With a sound that is lush with a mix of alt-country, punk and pop, as well as songs that come across like vignettes of the lives of the band, Calling Morocco’s debut album has a lot going for it from start to finish. I had read that they’re a bit like the Gaslight Anthem, but to me there is one band that stands out much more when listening to this album, and that is Pollen, especially their wonderful Peach album. In fact, one other band that comes to mind is Doctor Bison, a much overlooked UK band which featured members of Leatherface, the Abs and HDQ amongst their number.
Just as Pollen managed to create something that was vibrant and energetic whilst at times maintaining an almost imperceptible air of calm and control, Calling Morocco have also been able to channel that same kind of approach in producing 11 tracks that take you on a journey through life. With the songs seeming to be like short stories, the lyrics paint pictures and conjure up images at will whilst never getting beyond themselves into the area of being too clever.

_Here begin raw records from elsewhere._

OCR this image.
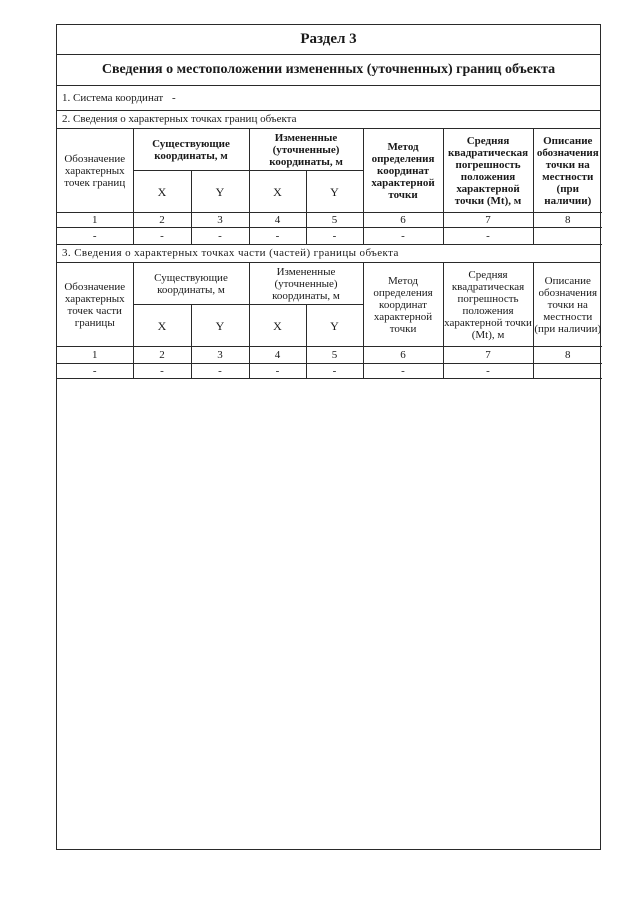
Раздел 3
Сведения о местоположении измененных (уточненных) границ объекта
1. Система координат -
2. Сведения о характерных точках границ объекта
Обозначение характерных точек границ	Существующие координаты, м		Измененные (уточненные) координаты, м		Метод определения координат характерной точки	Средняя квадратическая погрешность положения характерной точки (Mt), м	Описание обозначения точки на местности (при наличии)
	X	Y	X	Y			
1	2	3	4	5	6	7	8
-	-	-	-	-	-	-	
3. Сведения о характерных точках части (частей) границы объекта
Обозначение характерных точек части границы	Существующие координаты, м		Измененные (уточненные) координаты, м		Метод определения координат характерной точки	Средняя квадратическая погрешность положения характерной точки (Mt), м	Описание обозначения точки на местности (при наличии)
	X	Y	X	Y			
1	2	3	4	5	6	7	8
-	-	-	-	-	-	-	
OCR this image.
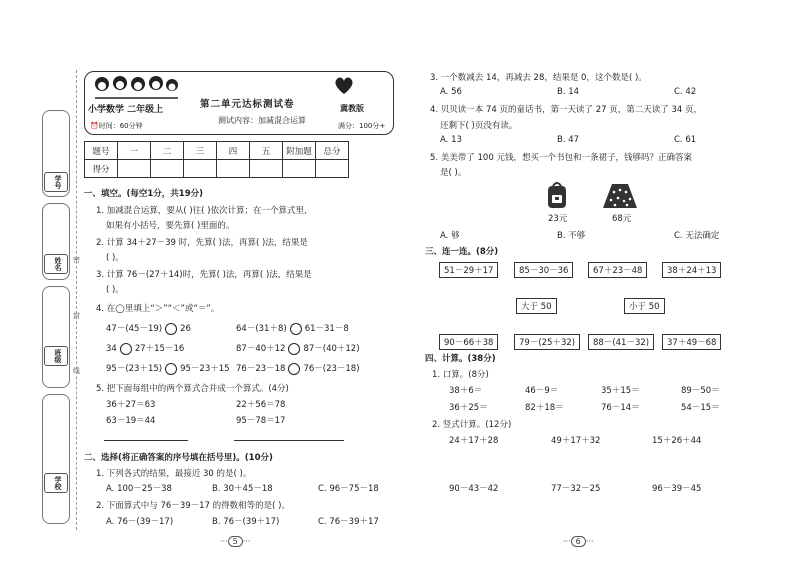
学号
姓名
班级
学校
密
封
线
小学数学 二年级上
⏰时间：60分钟
第二单元达标测试卷
测试内容：加减混合运算
冀教版
满分：100分+
题号	一	二	三	四	五	附加题	总分
得分							
一、填空。(每空1分，共19分)
1. 加减混合运算，要从( )往( )依次计算；在一个算式里，
如果有小括号，要先算( )里面的。
2. 计算 34＋27－39 时，先算( )法，再算( )法，结果是
( )。
3. 计算 76－(27＋14)时，先算( )法，再算( )法，结果是
( )。
4. 在◯里填上“＞”“＜”或“＝”。
47－(45－19) 26	64－(31＋8) 61－31－8
34 27＋15－16	87－40＋12 87－(40＋12)
95－(23＋15) 95－23＋15 76－23－18 76－(23－18)
5. 把下面每组中的两个算式合并成一个算式。(4分)
36＋27＝63	22＋56＝78
63－19＝44	95－78＝17
二、选择(将正确答案的序号填在括号里)。(10分)
1. 下列各式的结果，最接近 30 的是( )。
A. 100－25－38	B. 30＋45－18	C. 96－75－18
2. 下面算式中与 76－39－17 的得数相等的是( )。
A. 76－(39－17)	B. 76－(39＋17)	C. 76－39＋17
··· 5 ···
3. 一个数减去 14，再减去 28，结果是 0，这个数是( )。
A. 56	B. 14	C. 42
4. 贝贝读一本 74 页的童话书，第一天读了 27 页，第二天读了 34 页，
还剩下( )页没有读。
A. 13	B. 47	C. 61
5. 美美带了 100 元钱，想买一个书包和一条裙子，钱够吗？正确答案
是( )。
23元	68元
A. 够	B. 不够	C. 无法确定
三、连一连。(8分)
51－29＋17	85－30－36	67＋23－48	38＋24＋13
大于 50	小于 50
90－66＋38	79－(25＋32)	88－(41－32)	37＋49－68
四、计算。(38分)
1. 口算。(8分)
38＋6＝	46－9＝	35＋15＝	89－50＝
36＋25＝	82＋18＝	76－14＝	54－15＝
2. 竖式计算。(12分)
24＋17＋28	49＋17＋32	15＋26＋44
90－43－42	77－32－25	96－39－45
··· 6 ···
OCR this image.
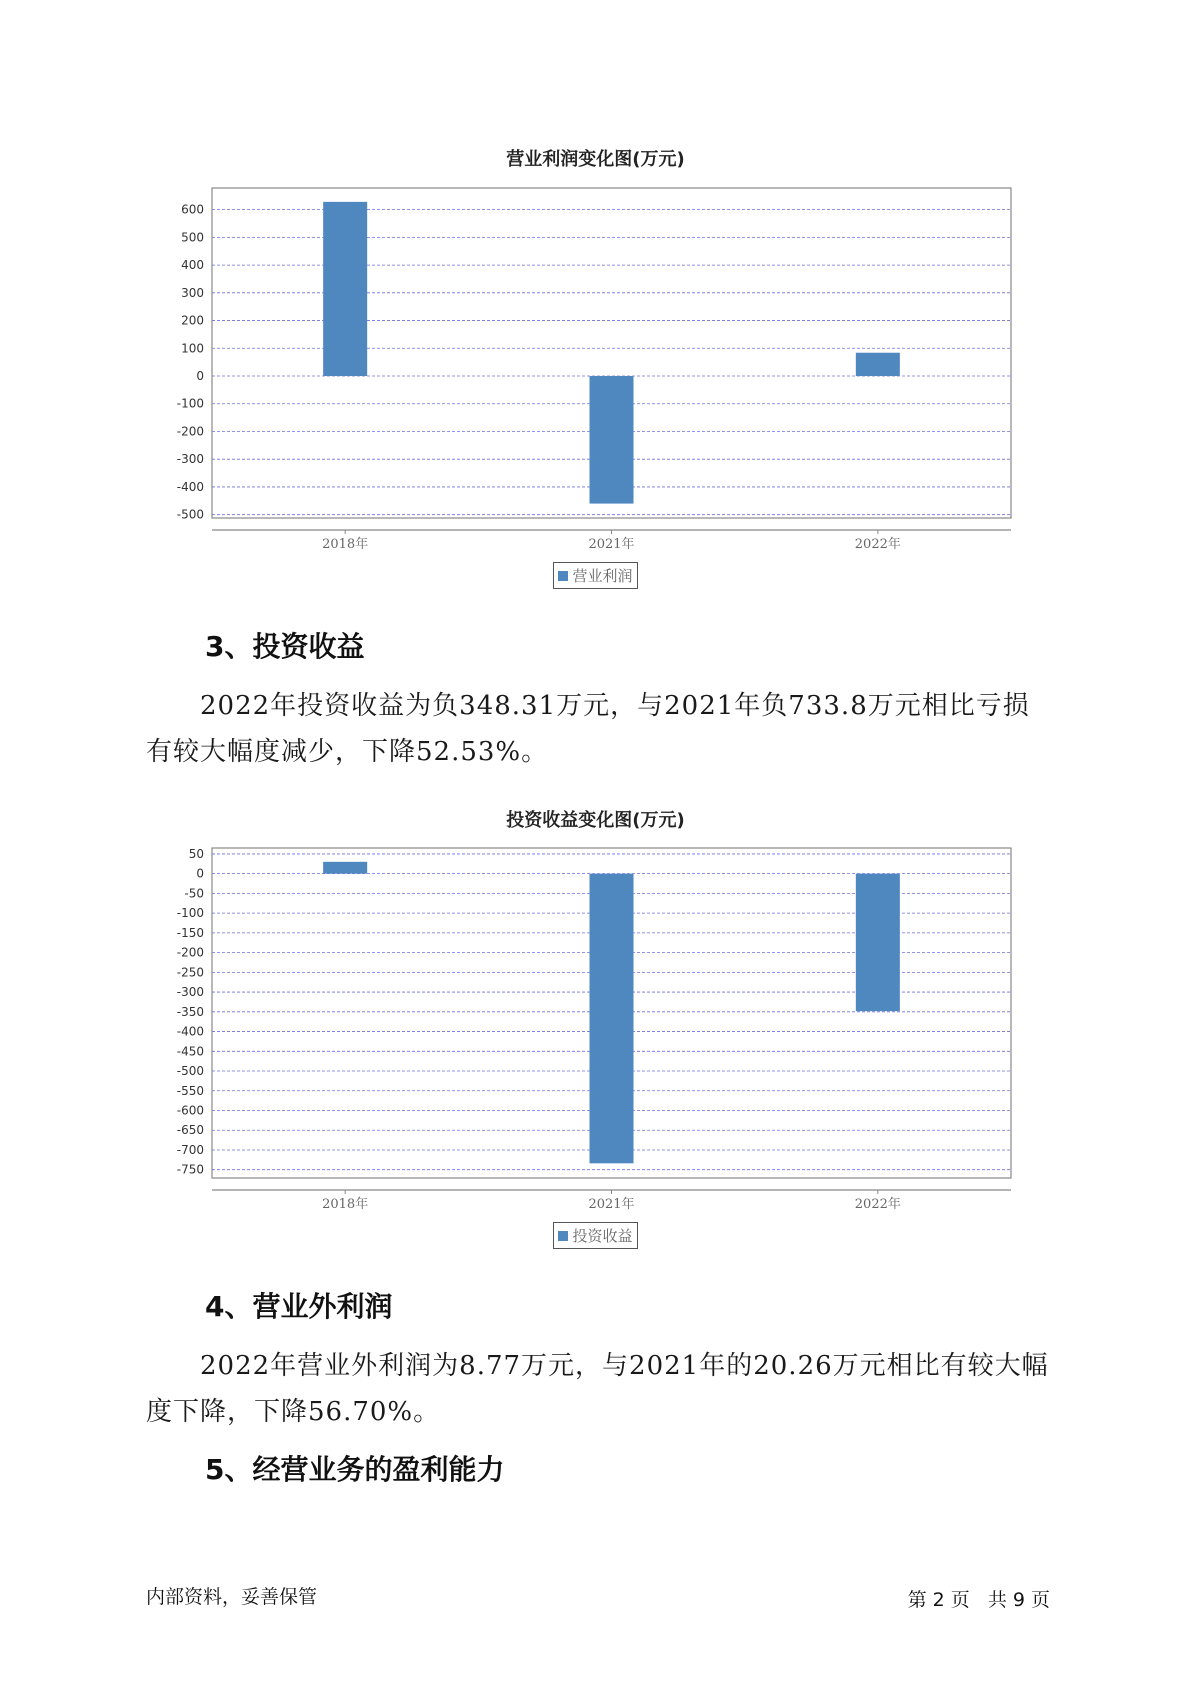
营业利润变化图(万元)
600
500
400
300
200
100
0
-100
-200
-300
-400
-500
2018年	2021年	2022年
营业利润
3、投资收益

2022年投资收益为负348.31万元，与2021年负733.8万元相比亏损有较大幅度减少，下降52.53%。

投资收益变化图(万元)
50
0
-50
-100
-150
-200
-250
-300
-350
-400
-450
-500
-550
-600
-650
-700
-750
2018年	2021年	2022年
投资收益
4、营业外利润

2022年营业外利润为8.77万元，与2021年的20.26万元相比有较大幅度下降，下降56.70%。

5、经营业务的盈利能力
内部资料，妥善保管	第 2 页 共 9 页
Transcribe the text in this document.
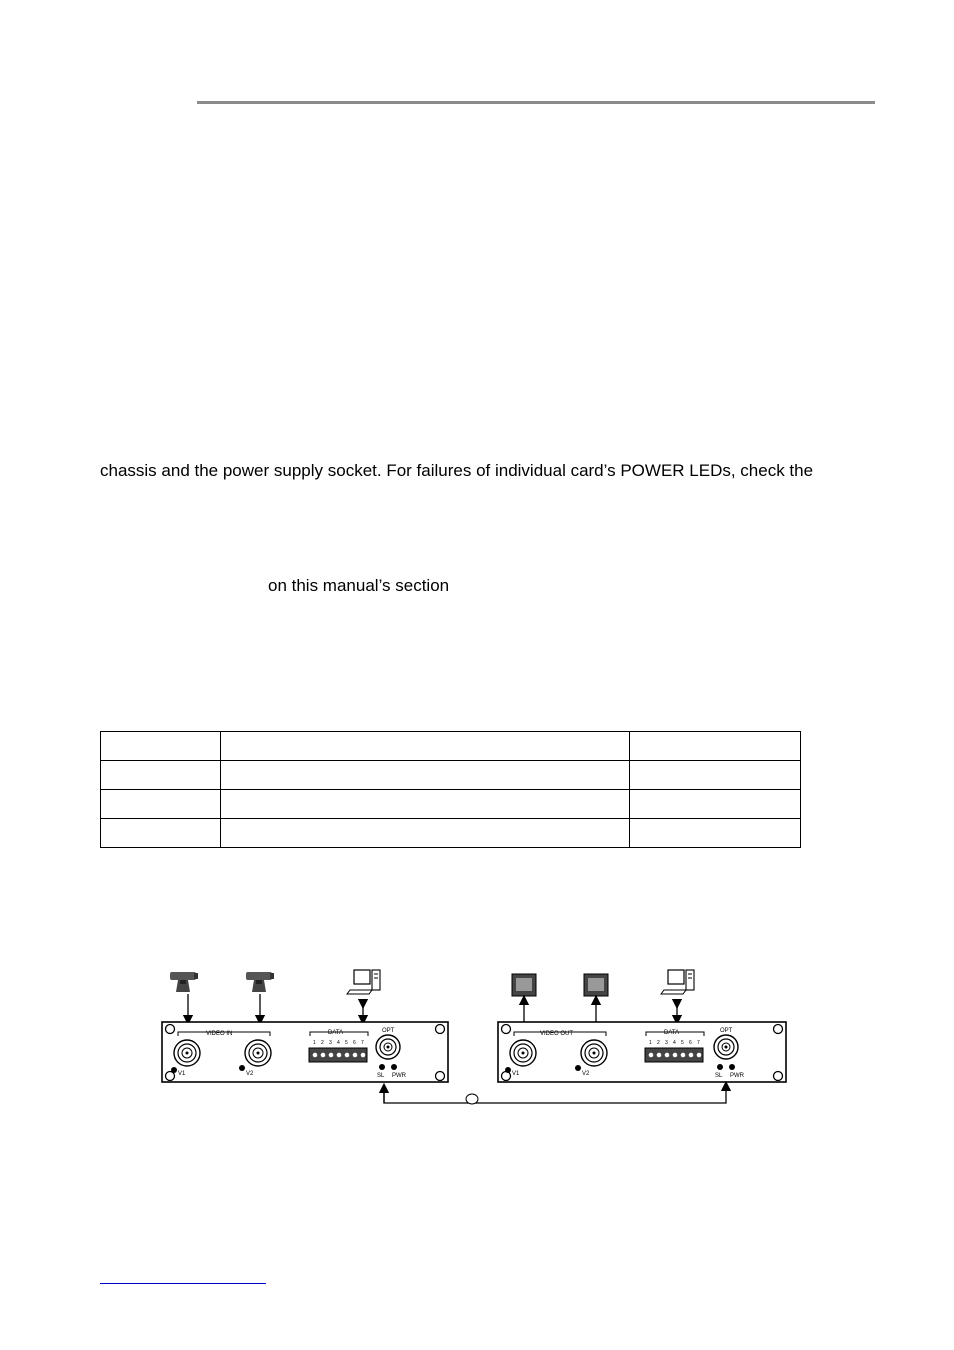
chassis and the power supply socket. For failures of individual card’s POWER LEDs, check the
on this manual’s section

VIDEO IN
V1	V2
DATA
1 2 3 4 5 6 7
OPT
SL PWR
VIDEO OUT
V1	V2
DATA
1 2 3 4 5 6 7
OPT
SL PWR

The opening track “Summer” conveys the warmth that one associates to that season, especially for those who live in a more hot climate than the UK, as it states, “This night is done, we’ll scorch our lungs, we’ll greet the sun," as it bounces along with the keyboards adding to the general up-tempo nature and feel of the song.
Quick on the heels follows “Pale Blue”, a more melancholic tune which nonetheless maintains a healthy pace to provide the album with one of its strongest tracks. “Porch Lights” and “Break Your Heart” again offer songs that hint at what Calling Morocco could do if they wanted a bit more of a straightforward punk/rock approach in their music as they both manage to offer slightly different glimpses of their capabilities, musically and lyrically.
The mid-point of the album sees the country sound kicking in a bit more on “Long Time Listener” and with the gravelly vocals of Kyle Olsen adding some grit, the song has quite an interesting and enjoyable quality to it.
This country element is prevalent at the start of “Pouring Rain”, where Olsen’s vocals kick into a slightly rockier song which although just under four minutes long seems much shorter and is a very catchy song.
Although the album has the occasional song that doesn't keep the quality as high as the tracks above, taken as a whole this is a collection of sheer of enjoyment, both that of the band in doing what they do and from myself as the listener, drawn into scenarios as a good book can often do but with some eminently listenable music to back it up. Outside Providence could almost be split as an A side and B side, both with a different description as one would have a more punchier set of songs (A) whilst the more country sounding tracks would feature on the other side (B). What cannot be ignored is that this is a damn fine album which should appeal to fans of bands like the Gaslight Anthem, the Hold Steady, Drag the River and the Blacklist Royals to name but a few. However, if you like Pollen’s Peach album, then seek this out as it’s got that same sort of feel.